Tasks

Define background tasks that are triggered via fan-out, programmatically from your code, or manually from the dashboard.

API

task(name: string, handler: Function, options?: Options)

name — unique identifier for this task.

handler — async function receiving context and payload.

options — optional retries, timeout, concurrency (same as cron).

Defining a Task

Tasks are defined the same way as crons, but without a schedule. They receive a payload as the second argument:

import { task } from "@usepingback/next";

export const sendEmail = task(
  "send-email",
  async (ctx, { id }: { id: string }) => {
    const email = await getEmail(id);
    await deliver(email);
    ctx.log(`Sent email to ${email.to}`);
  },
  { retries: 2, timeout: "15s" }
);

Fan-Out Pattern

Use ctx.task() inside a cron to dispatch independent sub-tasks. Each task runs with its own retries, timeout, and tracking:

import { cron, task } from "@usepingback/next";

// Parent cron — runs every 15 minutes
export const sendEmails = cron(
  "send-emails",
  "*/15 * * * *",
  async (ctx) => {
    const pending = await getPendingEmails();

    for (const email of pending) {
      await ctx.task("send-email", { id: email.id });
    }

    ctx.log(`Dispatched ${pending.length} emails`);
    return { dispatched: pending.length };
  }
);

// Child task — runs independently per email
export const sendEmail = task(
  "send-email",
  async (ctx, { id }: { id: string }) => {
    const email = await getEmail(id);
    await deliver(email);
    ctx.log(`Sent email to ${email.to}`);
  },
  { retries: 2, timeout: "15s" }
);

How Fan-Out Works

1. The cron handler calls ctx.task("send-email", payload) which collects the task request in memory.

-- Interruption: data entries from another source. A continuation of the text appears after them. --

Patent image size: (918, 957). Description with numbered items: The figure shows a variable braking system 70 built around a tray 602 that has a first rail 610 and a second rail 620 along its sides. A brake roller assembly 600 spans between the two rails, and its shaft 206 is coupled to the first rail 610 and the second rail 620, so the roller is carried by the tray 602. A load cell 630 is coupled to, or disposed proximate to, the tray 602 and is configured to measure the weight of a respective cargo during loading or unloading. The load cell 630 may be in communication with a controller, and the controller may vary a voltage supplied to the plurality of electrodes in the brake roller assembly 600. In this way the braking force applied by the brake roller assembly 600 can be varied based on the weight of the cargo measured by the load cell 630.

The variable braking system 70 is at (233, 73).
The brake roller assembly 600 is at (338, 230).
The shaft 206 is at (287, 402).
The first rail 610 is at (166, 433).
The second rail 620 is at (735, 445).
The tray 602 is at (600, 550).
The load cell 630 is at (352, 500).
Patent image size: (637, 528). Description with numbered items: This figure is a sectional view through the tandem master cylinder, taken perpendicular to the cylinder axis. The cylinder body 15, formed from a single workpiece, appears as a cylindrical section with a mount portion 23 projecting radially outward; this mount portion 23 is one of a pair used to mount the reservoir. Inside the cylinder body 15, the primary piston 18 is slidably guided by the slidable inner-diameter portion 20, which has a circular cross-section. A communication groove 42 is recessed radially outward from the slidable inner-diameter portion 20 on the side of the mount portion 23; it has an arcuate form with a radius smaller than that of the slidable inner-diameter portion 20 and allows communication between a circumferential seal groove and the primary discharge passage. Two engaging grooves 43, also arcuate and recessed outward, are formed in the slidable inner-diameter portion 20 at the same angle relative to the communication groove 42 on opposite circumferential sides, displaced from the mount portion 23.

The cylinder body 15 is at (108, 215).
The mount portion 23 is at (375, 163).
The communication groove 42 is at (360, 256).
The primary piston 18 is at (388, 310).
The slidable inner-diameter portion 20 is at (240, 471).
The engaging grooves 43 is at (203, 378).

2. When the cron handler finishes, the SDK returns the collected tasks in the response.

3. The platform creates a child execution for each task, linked to the parent.

4. Each child task is dispatched independently via the queue with its own retry policy.

5. Child tasks appear nested under the parent execution in the dashboard.

Programmatic Triggering

Use PingbackClient to trigger tasks from your own code — no cron schedule or fan-out required. This is useful for event-driven workflows like sending a welcome email after signup, processing a webhook, or kicking off a pipeline from an API route.

import { PingbackClient } from "@usepingback/next";

const pingback = new PingbackClient({
  apiKey: process.env.PINGBACK_API_KEY!,
});

// Trigger a task from anywhere in your app
const { executionId } = await pingback.trigger("send-email", {
  to: "user@example.com",
  subject: "Welcome!",
});

console.log("Triggered execution:", executionId);

NestJS

In NestJS, PingbackClient is an injectable service — just add it to your constructor:

import { Injectable } from '@nestjs/common';
import { PingbackClient } from '@usepingback/nestjs';

@Injectable()
export class AuthService {
  constructor(private readonly pingback: PingbackClient) {}

  async register(email: string, password: string) {
    const user = await this.createUser(email, password);

    // Trigger the onboarding email task
    const { executionId } = await this.pingback.trigger(
      "send-onboarding-email",
      { userId: user.id },
    );

    return user;
  }
}

API Reference

const client = new PingbackClient(options);
const { executionId } = await client.trigger(taskName, payload?);
ParameterTypeDescription
options.apiKeystringYour Pingback API key.
options.platformUrlstring?Defaults to https://api.pingback.lol.
taskNamestringName of a registered task in your project.
payloadany?Optional JSON payload passed to the task handler.

Returns { executionId: string }. Throws if the task name doesn't exist in your project or the API key is invalid.

Note: Tasks can also be triggered manually from the Pingback dashboard. Navigate to your task in the dashboard and click "Run" to dispatch it with a custom payload — useful for testing and one-off executions.